Texas International Law Journal
During the 2008 heparin crisis, a tainted blood-thinning drug imported from China caused the deaths of at least eighty people in the United States. However, despite the Food and Drug Administration’s (“FDA”) reactive measures, the American regulatory framework for drug safety remains largely unchanged. Currently, about 80% of active pharmaceutical ingredients, 40% of finished drugs, and 50% of all medical devices used in the United States are imported from over 100 countries. With the growth of product outsourcing, pharmaceutical companies in the United States have stopped manufacturing many essential medicines. Nevertheless, the FDA’s foreign inspections have lagged. It would take the FDA more than eighteen years to inspect all the establishments in China that produce drugs for the United States, eight times longer than it would take to inspect all domestic firms.
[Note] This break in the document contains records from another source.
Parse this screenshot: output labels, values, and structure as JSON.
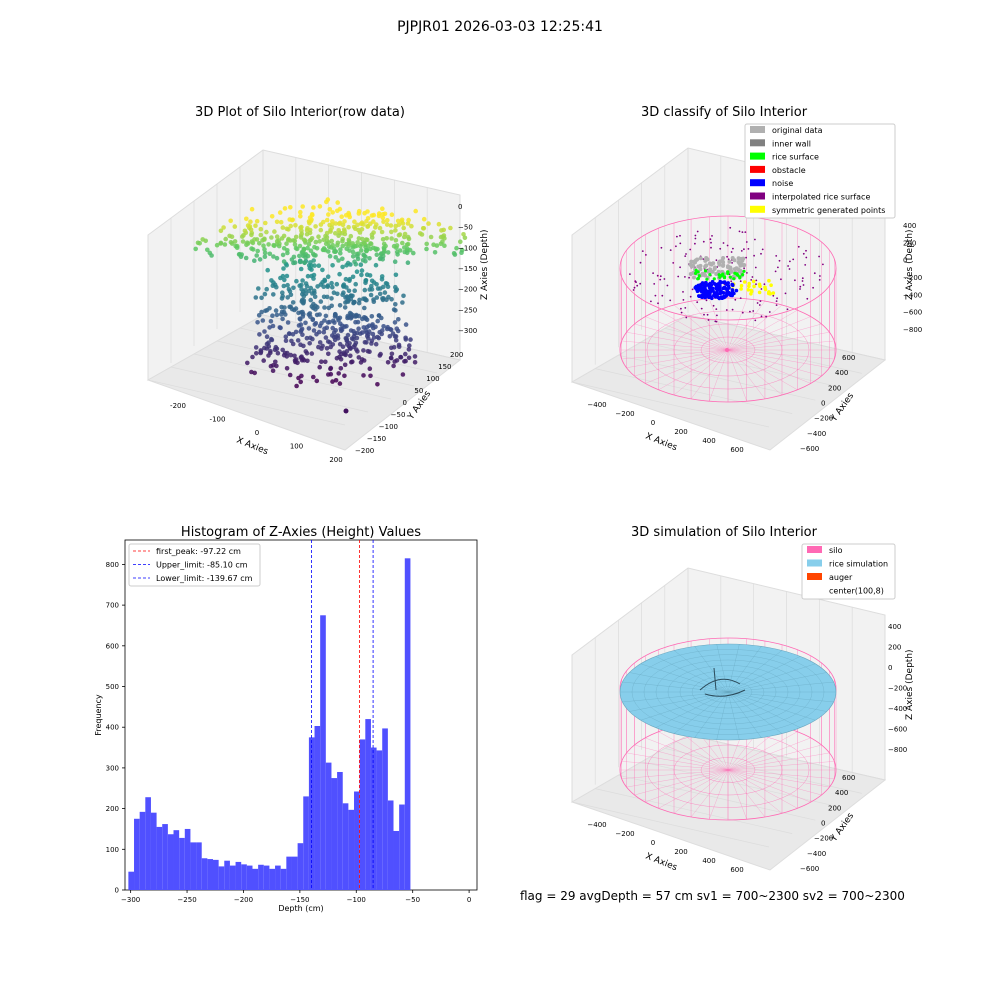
{
  "figure": {
    "suptitle": "PJPJR01 2026-03-03 12:25:41",
    "status_text": "flag = 29  avgDepth = 57 cm    sv1 = 700~2300  sv2 = 700~2300"
  },
  "colors": {
    "silo": "#ff69b4",
    "rice_simulation": "#87ceeb",
    "auger": "#ff4500",
    "inner_wall": "#808080",
    "rice_surface": "#00ff00",
    "obstacle": "#ff0000",
    "noise": "#0000ff",
    "interpolated": "#800080",
    "symmetric": "#ffff00",
    "original": "#b0b0b0",
    "hist_bar": "#5050ff"
  },
  "panel1": {
    "title": "3D Plot of Silo Interior(row data)",
    "xlabel": "X Axies",
    "ylabel": "Y Axies",
    "zlabel": "Z Axies (Depth)",
    "xticks": [
      "-200",
      "-100",
      "0",
      "100",
      "200"
    ],
    "yticks": [
      "200",
      "150",
      "100",
      "50",
      "0",
      "−50",
      "−100",
      "−150",
      "−200"
    ],
    "zticks": [
      "0",
      "−50",
      "−100",
      "−150",
      "−200",
      "−250",
      "−300"
    ]
  },
  "panel2": {
    "title": "3D classify of Silo Interior",
    "xlabel": "X Axies",
    "ylabel": "Y Axies",
    "zlabel": "Z Axies (Depth)",
    "xticks": [
      "−400",
      "−200",
      "0",
      "200",
      "400",
      "600"
    ],
    "yticks": [
      "600",
      "400",
      "200",
      "0",
      "−200",
      "−400",
      "−600"
    ],
    "zticks": [
      "400",
      "200",
      "0",
      "−200",
      "−400",
      "−600",
      "−800"
    ],
    "legend": [
      {
        "label": "original data",
        "color": "#b0b0b0"
      },
      {
        "label": "inner wall",
        "color": "#808080"
      },
      {
        "label": "rice surface",
        "color": "#00ff00"
      },
      {
        "label": "obstacle",
        "color": "#ff0000"
      },
      {
        "label": "noise",
        "color": "#0000ff"
      },
      {
        "label": "interpolated rice surface",
        "color": "#800080"
      },
      {
        "label": "symmetric generated points",
        "color": "#ffff00"
      }
    ]
  },
  "panel4": {
    "title": "3D simulation of Silo Interior",
    "xlabel": "X Axies",
    "ylabel": "Y Axies",
    "zlabel": "Z Axies (Depth)",
    "xticks": [
      "−400",
      "−200",
      "0",
      "200",
      "400",
      "600"
    ],
    "yticks": [
      "600",
      "400",
      "200",
      "0",
      "−200",
      "−400",
      "−600"
    ],
    "zticks": [
      "400",
      "200",
      "0",
      "−200",
      "−400",
      "−600",
      "−800"
    ],
    "legend": [
      {
        "label": "silo",
        "color": "#ff69b4"
      },
      {
        "label": "rice simulation",
        "color": "#87ceeb"
      },
      {
        "label": "auger",
        "color": "#ff4500"
      },
      {
        "label": "center(100,8)",
        "color": ""
      }
    ]
  },
  "chart_data": {
    "type": "bar",
    "title": "Histogram of Z-Axies (Height) Values",
    "xlabel": "Depth (cm)",
    "ylabel": "Frequency",
    "xlim": [
      -305,
      7
    ],
    "ylim": [
      0,
      860
    ],
    "grid": false,
    "legend_position": "top-left",
    "bin_start": -302,
    "bin_width": 5,
    "values": [
      45,
      175,
      192,
      228,
      190,
      155,
      162,
      137,
      147,
      128,
      150,
      117,
      117,
      78,
      76,
      74,
      58,
      72,
      60,
      69,
      63,
      60,
      52,
      62,
      60,
      52,
      60,
      52,
      82,
      82,
      115,
      230,
      375,
      403,
      675,
      313,
      275,
      290,
      213,
      197,
      242,
      370,
      420,
      350,
      343,
      397,
      220,
      145,
      210,
      815
    ],
    "xticks": [
      -300,
      -250,
      -200,
      -150,
      -100,
      -50,
      0
    ],
    "yticks": [
      0,
      100,
      200,
      300,
      400,
      500,
      600,
      700,
      800
    ],
    "vlines": [
      {
        "name": "first_peak: -97.22 cm",
        "x": -97.22,
        "color": "#ff0000"
      },
      {
        "name": "Upper_limit: -85.10 cm",
        "x": -85.1,
        "color": "#0000ff"
      },
      {
        "name": "Lower_limit: -139.67 cm",
        "x": -139.67,
        "color": "#0000ff"
      }
    ]
  }
}
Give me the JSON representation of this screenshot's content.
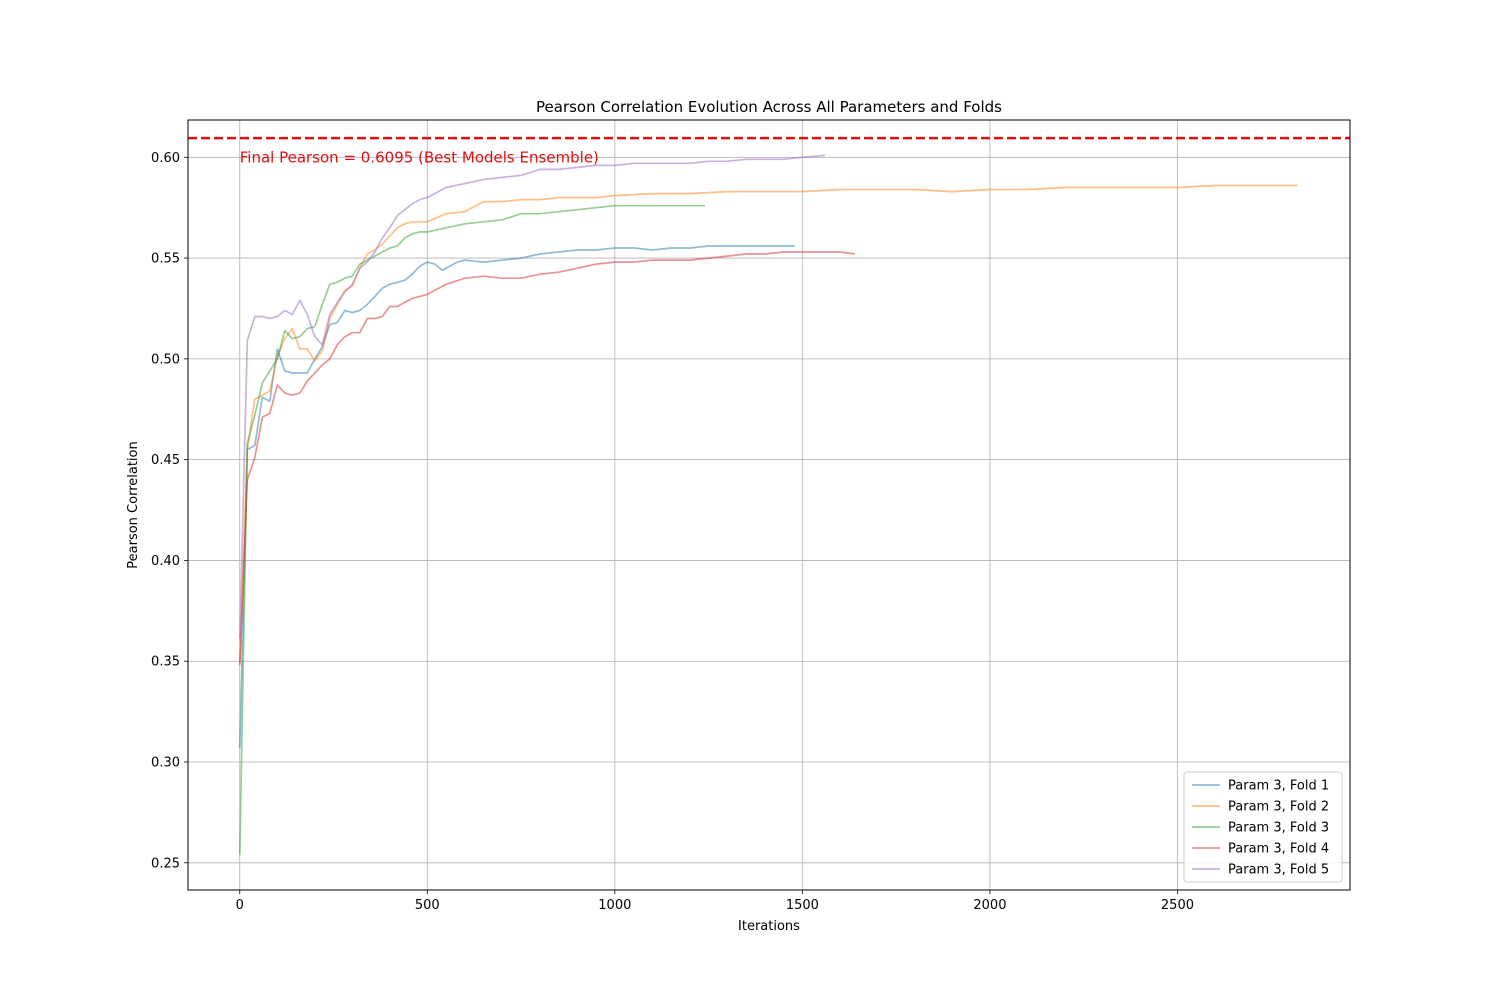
{
  "chart_data": {
    "type": "line",
    "title": "Pearson Correlation Evolution Across All Parameters and Folds",
    "xlabel": "Iterations",
    "ylabel": "Pearson Correlation",
    "xlim": [
      -138,
      2960
    ],
    "ylim": [
      0.2365,
      0.6185
    ],
    "xticks": [
      0,
      500,
      1000,
      1500,
      2000,
      2500
    ],
    "xtick_labels": [
      "0",
      "500",
      "1000",
      "1500",
      "2000",
      "2500"
    ],
    "yticks": [
      0.25,
      0.3,
      0.35,
      0.4,
      0.45,
      0.5,
      0.55,
      0.6
    ],
    "ytick_labels": [
      "0.25",
      "0.30",
      "0.35",
      "0.40",
      "0.45",
      "0.50",
      "0.55",
      "0.60"
    ],
    "grid": true,
    "legend_position": "lower-right",
    "reference_line": {
      "y": 0.6095,
      "color": "#e01010",
      "style": "dashed",
      "label": "Final Pearson = 0.6095 (Best Models Ensemble)"
    },
    "series": [
      {
        "name": "Param 3, Fold 1",
        "color": "#1f77b4",
        "x": [
          0,
          20,
          40,
          60,
          80,
          100,
          120,
          140,
          160,
          180,
          200,
          220,
          240,
          260,
          280,
          300,
          320,
          340,
          360,
          380,
          400,
          420,
          440,
          460,
          480,
          500,
          520,
          540,
          560,
          580,
          600,
          650,
          700,
          750,
          800,
          850,
          900,
          950,
          1000,
          1050,
          1100,
          1150,
          1200,
          1250,
          1300,
          1350,
          1400,
          1450,
          1480
        ],
        "y": [
          0.307,
          0.455,
          0.457,
          0.481,
          0.479,
          0.505,
          0.494,
          0.493,
          0.493,
          0.493,
          0.5,
          0.506,
          0.517,
          0.518,
          0.524,
          0.523,
          0.524,
          0.527,
          0.531,
          0.535,
          0.537,
          0.538,
          0.539,
          0.542,
          0.546,
          0.548,
          0.547,
          0.544,
          0.546,
          0.548,
          0.549,
          0.548,
          0.549,
          0.55,
          0.552,
          0.553,
          0.554,
          0.554,
          0.555,
          0.555,
          0.554,
          0.555,
          0.555,
          0.556,
          0.556,
          0.556,
          0.556,
          0.556,
          0.556
        ]
      },
      {
        "name": "Param 3, Fold 2",
        "color": "#ff7f0e",
        "x": [
          0,
          20,
          40,
          60,
          80,
          100,
          120,
          140,
          160,
          180,
          200,
          220,
          240,
          260,
          280,
          300,
          320,
          340,
          360,
          380,
          400,
          420,
          440,
          460,
          480,
          500,
          550,
          600,
          650,
          700,
          750,
          800,
          850,
          900,
          950,
          1000,
          1100,
          1200,
          1300,
          1400,
          1500,
          1600,
          1700,
          1800,
          1900,
          2000,
          2100,
          2200,
          2300,
          2400,
          2500,
          2600,
          2700,
          2820
        ],
        "y": [
          0.349,
          0.455,
          0.48,
          0.482,
          0.484,
          0.501,
          0.51,
          0.515,
          0.505,
          0.505,
          0.499,
          0.504,
          0.52,
          0.527,
          0.534,
          0.536,
          0.545,
          0.552,
          0.554,
          0.557,
          0.561,
          0.565,
          0.567,
          0.568,
          0.568,
          0.568,
          0.572,
          0.573,
          0.578,
          0.578,
          0.579,
          0.579,
          0.58,
          0.58,
          0.58,
          0.581,
          0.582,
          0.582,
          0.583,
          0.583,
          0.583,
          0.584,
          0.584,
          0.584,
          0.583,
          0.584,
          0.584,
          0.585,
          0.585,
          0.585,
          0.585,
          0.586,
          0.586,
          0.586
        ]
      },
      {
        "name": "Param 3, Fold 3",
        "color": "#2ca02c",
        "x": [
          0,
          20,
          40,
          60,
          80,
          100,
          120,
          140,
          160,
          180,
          200,
          220,
          240,
          260,
          280,
          300,
          320,
          340,
          360,
          380,
          400,
          420,
          440,
          460,
          480,
          500,
          550,
          600,
          650,
          700,
          750,
          800,
          850,
          900,
          950,
          1000,
          1050,
          1100,
          1150,
          1200,
          1240
        ],
        "y": [
          0.254,
          0.458,
          0.472,
          0.488,
          0.494,
          0.5,
          0.514,
          0.51,
          0.511,
          0.515,
          0.516,
          0.527,
          0.537,
          0.538,
          0.54,
          0.541,
          0.547,
          0.549,
          0.551,
          0.553,
          0.555,
          0.556,
          0.56,
          0.562,
          0.563,
          0.563,
          0.565,
          0.567,
          0.568,
          0.569,
          0.572,
          0.572,
          0.573,
          0.574,
          0.575,
          0.576,
          0.576,
          0.576,
          0.576,
          0.576,
          0.576
        ]
      },
      {
        "name": "Param 3, Fold 4",
        "color": "#d62728",
        "x": [
          0,
          20,
          40,
          60,
          80,
          100,
          120,
          140,
          160,
          180,
          200,
          220,
          240,
          260,
          280,
          300,
          320,
          340,
          360,
          380,
          400,
          420,
          440,
          460,
          480,
          500,
          550,
          600,
          650,
          700,
          750,
          800,
          850,
          900,
          950,
          1000,
          1050,
          1100,
          1150,
          1200,
          1250,
          1300,
          1350,
          1400,
          1450,
          1500,
          1550,
          1600,
          1640
        ],
        "y": [
          0.348,
          0.44,
          0.451,
          0.471,
          0.473,
          0.487,
          0.483,
          0.482,
          0.483,
          0.489,
          0.493,
          0.497,
          0.5,
          0.507,
          0.511,
          0.513,
          0.513,
          0.52,
          0.52,
          0.521,
          0.526,
          0.526,
          0.528,
          0.53,
          0.531,
          0.532,
          0.537,
          0.54,
          0.541,
          0.54,
          0.54,
          0.542,
          0.543,
          0.545,
          0.547,
          0.548,
          0.548,
          0.549,
          0.549,
          0.549,
          0.55,
          0.551,
          0.552,
          0.552,
          0.553,
          0.553,
          0.553,
          0.553,
          0.552
        ]
      },
      {
        "name": "Param 3, Fold 5",
        "color": "#9467bd",
        "x": [
          0,
          20,
          40,
          60,
          80,
          100,
          120,
          140,
          160,
          180,
          200,
          220,
          240,
          260,
          280,
          300,
          320,
          340,
          360,
          380,
          400,
          420,
          440,
          460,
          480,
          500,
          550,
          600,
          650,
          700,
          750,
          800,
          850,
          900,
          950,
          1000,
          1050,
          1100,
          1150,
          1200,
          1250,
          1300,
          1350,
          1400,
          1450,
          1500,
          1560
        ],
        "y": [
          0.361,
          0.509,
          0.521,
          0.521,
          0.52,
          0.521,
          0.524,
          0.522,
          0.529,
          0.522,
          0.511,
          0.507,
          0.522,
          0.528,
          0.533,
          0.537,
          0.545,
          0.548,
          0.553,
          0.56,
          0.565,
          0.571,
          0.574,
          0.577,
          0.579,
          0.58,
          0.585,
          0.587,
          0.589,
          0.59,
          0.591,
          0.594,
          0.594,
          0.595,
          0.596,
          0.596,
          0.597,
          0.597,
          0.597,
          0.597,
          0.598,
          0.598,
          0.599,
          0.599,
          0.599,
          0.6,
          0.601
        ]
      }
    ]
  }
}
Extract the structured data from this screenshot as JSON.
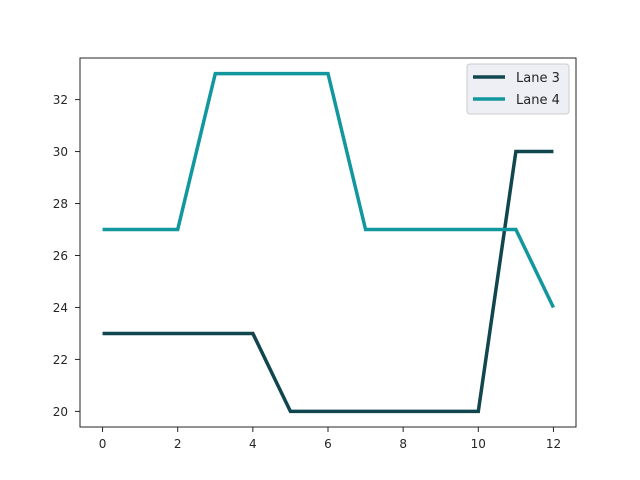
{
  "chart_data": {
    "type": "line",
    "title": "",
    "xlabel": "",
    "ylabel": "",
    "x": [
      0,
      1,
      2,
      3,
      4,
      5,
      6,
      7,
      8,
      9,
      10,
      11,
      12
    ],
    "xlim": [
      -0.6,
      12.6
    ],
    "ylim": [
      19.4,
      33.6
    ],
    "xticks": [
      0,
      2,
      4,
      6,
      8,
      10,
      12
    ],
    "yticks": [
      20,
      22,
      24,
      26,
      28,
      30,
      32
    ],
    "grid": false,
    "legend_position": "top-right",
    "series": [
      {
        "name": "Lane 3",
        "color": "#11464f",
        "values": [
          23,
          23,
          23,
          23,
          23,
          20,
          20,
          20,
          20,
          20,
          20,
          30,
          30
        ]
      },
      {
        "name": "Lane 4",
        "color": "#12979e",
        "values": [
          27,
          27,
          27,
          33,
          33,
          33,
          33,
          27,
          27,
          27,
          27,
          27,
          24
        ]
      }
    ]
  }
}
To offset inadequate foreign inspections, the FDA emphasizes cooperation with exporting countries in the hope that foreign governments will share the burden of ensuring the safety of imported drugs in the U.S. market. Essentially, the FDA is outsourcing its regulatory power to other countries, some of which are highly susceptible to corrupt regulatory practices and counterfeit production. Since China is responsible for the largest percentage of drugs imported into the United States, this Article uses China as an example and argues that the FDA’s regulatory outsourcing approach is seriously flawed. The FDA has largely overlooked the unique challenges that Chinese regulators face in ensuring drug safety.
Chenglin Liu, Leaving the FDA Behind: Pharmaceutical Outsourcing and Drug Safety, 48 Tex. Int’l L.J. 1 (2012).